Ariane Pouliot-Drouin
Project
Study of a natural heteroplasmy system to better understand its impact on mitochondrial functions.As a general rule, animal mitochondria (the powerhouse of cells) and their genome (mitochondrial DNA or mtDNA) are strictly maternally inherited. Thus, all cells have identical mtDNA molecules. This ensures compatibility of mitochondrial and nuclear genomes for proper bioenergetic efficiency. The presence of more than one type of mtDNA in cells, a situation called "heteroplasmy", can lead to mitonuclear incompatibilities.
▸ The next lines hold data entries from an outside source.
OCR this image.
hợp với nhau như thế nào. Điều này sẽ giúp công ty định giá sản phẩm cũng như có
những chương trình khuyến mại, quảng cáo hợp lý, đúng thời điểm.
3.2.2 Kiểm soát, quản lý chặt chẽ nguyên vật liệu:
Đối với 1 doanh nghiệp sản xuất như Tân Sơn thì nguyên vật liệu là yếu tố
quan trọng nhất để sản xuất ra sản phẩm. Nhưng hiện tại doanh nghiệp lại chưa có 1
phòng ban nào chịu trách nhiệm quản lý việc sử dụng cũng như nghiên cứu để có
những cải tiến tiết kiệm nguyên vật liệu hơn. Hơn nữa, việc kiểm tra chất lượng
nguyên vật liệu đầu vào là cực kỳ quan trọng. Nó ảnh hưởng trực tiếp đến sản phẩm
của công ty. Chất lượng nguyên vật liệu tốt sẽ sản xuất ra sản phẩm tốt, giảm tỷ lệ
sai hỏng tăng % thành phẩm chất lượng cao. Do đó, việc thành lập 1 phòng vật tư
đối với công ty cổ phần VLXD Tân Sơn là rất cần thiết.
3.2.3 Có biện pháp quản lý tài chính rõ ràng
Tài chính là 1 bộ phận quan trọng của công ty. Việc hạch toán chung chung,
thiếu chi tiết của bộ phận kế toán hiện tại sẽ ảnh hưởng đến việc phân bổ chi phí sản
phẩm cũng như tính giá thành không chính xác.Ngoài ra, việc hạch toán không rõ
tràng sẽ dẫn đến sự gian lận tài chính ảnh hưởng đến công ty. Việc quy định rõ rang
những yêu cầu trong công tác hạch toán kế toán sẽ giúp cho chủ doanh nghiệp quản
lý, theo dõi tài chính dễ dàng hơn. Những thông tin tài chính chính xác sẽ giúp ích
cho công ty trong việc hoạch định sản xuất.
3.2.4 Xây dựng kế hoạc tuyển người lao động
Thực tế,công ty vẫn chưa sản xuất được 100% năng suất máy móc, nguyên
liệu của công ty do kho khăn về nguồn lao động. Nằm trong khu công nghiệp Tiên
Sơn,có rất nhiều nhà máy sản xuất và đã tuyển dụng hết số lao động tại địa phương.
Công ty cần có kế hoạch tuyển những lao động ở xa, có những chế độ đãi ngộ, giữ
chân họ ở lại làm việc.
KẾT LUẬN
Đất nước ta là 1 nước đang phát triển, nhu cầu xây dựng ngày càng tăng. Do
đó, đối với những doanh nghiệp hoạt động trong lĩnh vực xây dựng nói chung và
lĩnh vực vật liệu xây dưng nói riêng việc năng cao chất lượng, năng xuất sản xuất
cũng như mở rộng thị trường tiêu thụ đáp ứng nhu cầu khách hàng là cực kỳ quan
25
This phenomenon is associated with several human diseases. However, a naturally heteroplasmic system exists in some bivalve species by a doubly uniparental transmission (DUI) of mtDNA, where maternal mtDNA (F mtDNA) and paternal mtDNA (M mtDNA) are, respectively, transmitted by eggs and spermatozoa to embryos. However, only male individuals retain the M mtDNA in their gonads, specifically in their spermatozoa. Males are therefore heteroplasmic, as they possess two types of mtDNA (which are extremely genetically divergent) unlike females who are usually homoplasmic for F mtDNA. This could possibly affect the bioenergetic efficiency of cells, at least that is our hypothesis. This research project therefore seeks to link the level of somatic tissue heteroplasmy to mitochondrial enzymatic activities in order to have a more informed look on the impact of mitochondrial heteroplasmy in a naturally heteroplasmic animal model.